A model is developed to describe the transport of an N-member radionuclide decay chain along a discrete fracture situated in a porous matrix. An analytical solution is presented and a series of simulations are performed to study the relative significance of diffusion process into rock matrix, stagnant water, chain decay and hydrodynamic dispersion. The results show that a simplified model that ignores the effect of stagnant water zone can lead to significant error in the estimated time of arrival and peak value of the nuclides. The results demonstrate that for a two-member decay chain, neglecting the parent and modeling its daughter as a single species can result in significant overestimation of peak value of the nuclide. Moreover, it is found that as the dispersion increases, the arrival time and peak time of daughter decrease, while the peak value increases.
Water flow and solute transport in fractured rocks are studied over very long times to gain a firm understanding of fundamental mechanisms affecting contaminant transport from radioactive waste repositories. Flow in such rocks takes place mostly in fractures that form complex networks of conducting paths. An overview can be found in Tsang & Neretnieks (1998).
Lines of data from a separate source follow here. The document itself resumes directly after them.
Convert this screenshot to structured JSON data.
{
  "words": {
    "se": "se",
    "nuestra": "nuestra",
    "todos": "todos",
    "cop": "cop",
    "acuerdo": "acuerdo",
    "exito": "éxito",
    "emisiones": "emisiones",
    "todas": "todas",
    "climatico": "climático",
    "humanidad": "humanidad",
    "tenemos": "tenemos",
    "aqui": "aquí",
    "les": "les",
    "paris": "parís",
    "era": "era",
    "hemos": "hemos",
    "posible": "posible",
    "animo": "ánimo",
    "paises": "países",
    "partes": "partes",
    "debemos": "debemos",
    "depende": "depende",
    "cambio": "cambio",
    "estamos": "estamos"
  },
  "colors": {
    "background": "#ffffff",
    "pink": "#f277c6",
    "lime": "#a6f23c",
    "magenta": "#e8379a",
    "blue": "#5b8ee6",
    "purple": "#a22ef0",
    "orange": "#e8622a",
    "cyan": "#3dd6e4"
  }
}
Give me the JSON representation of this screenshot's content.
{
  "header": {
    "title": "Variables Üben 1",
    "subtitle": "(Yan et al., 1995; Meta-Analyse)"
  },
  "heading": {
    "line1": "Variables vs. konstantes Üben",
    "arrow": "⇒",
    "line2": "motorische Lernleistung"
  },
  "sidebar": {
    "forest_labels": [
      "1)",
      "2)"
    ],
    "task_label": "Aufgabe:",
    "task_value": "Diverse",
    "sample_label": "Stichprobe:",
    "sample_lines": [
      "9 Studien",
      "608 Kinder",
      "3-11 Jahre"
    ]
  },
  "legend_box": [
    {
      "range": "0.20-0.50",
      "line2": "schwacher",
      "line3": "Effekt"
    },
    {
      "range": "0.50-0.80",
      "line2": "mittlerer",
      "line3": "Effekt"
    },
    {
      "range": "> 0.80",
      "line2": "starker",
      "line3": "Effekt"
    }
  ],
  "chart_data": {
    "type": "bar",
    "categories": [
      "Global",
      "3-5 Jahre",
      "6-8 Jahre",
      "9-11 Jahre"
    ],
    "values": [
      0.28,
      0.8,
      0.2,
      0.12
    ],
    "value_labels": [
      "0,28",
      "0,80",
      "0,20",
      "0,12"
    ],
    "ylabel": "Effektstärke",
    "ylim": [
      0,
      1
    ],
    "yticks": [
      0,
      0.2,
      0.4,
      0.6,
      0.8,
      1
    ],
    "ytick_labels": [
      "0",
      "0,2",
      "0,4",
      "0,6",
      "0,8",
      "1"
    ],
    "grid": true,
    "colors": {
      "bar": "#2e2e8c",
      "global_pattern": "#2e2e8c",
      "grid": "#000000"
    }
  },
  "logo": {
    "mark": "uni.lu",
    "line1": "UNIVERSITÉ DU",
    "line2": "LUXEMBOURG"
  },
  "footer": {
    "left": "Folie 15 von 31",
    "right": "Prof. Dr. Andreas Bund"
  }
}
In fractured rocks, because of the low permeability usually associated with the rock matrix, nearly all of the groundwater flows within the fractures. Thus, the fractures act as principal pathways for direct transport of contaminant in these systems, whereas the porous rock matrix containing immobile groundwater and sorbing micropore surfaces serves as the main reservoir for storing contaminants.
It has been found that dissolved contaminants in the water flowing in the fractures can also diffuse into the micropores of the porous rock matrix where they will access a larger water volume than that of the flowing water; Sorbing nuclides will sorb on the micropore surfaces in the rock matrix and will be even more retarded.
In addition, the solutes can diffuse into stagnant water in the fractures themselves and from this water further into the rock matrix. For simplicity, however, many of the models ignored the existence of the stagnant water zone in the fracture plane (Dershowitz et al. & Hartley 1998, Poteri & Laitinen 1999). That is, it is assumed that for flow and transport in fracture networks the entire fracture surface is in contact with flowing water. This implies that the entire fracture surface is available for reaction with solutes carried by the water and that diffusion into stagnant water zones in the fractures is not accounted for, in contradiction to field observations that groundwater is flowing only in a small part of a conductive fracture to form one or more flowing channels (Tsang & Neretnieks 1998).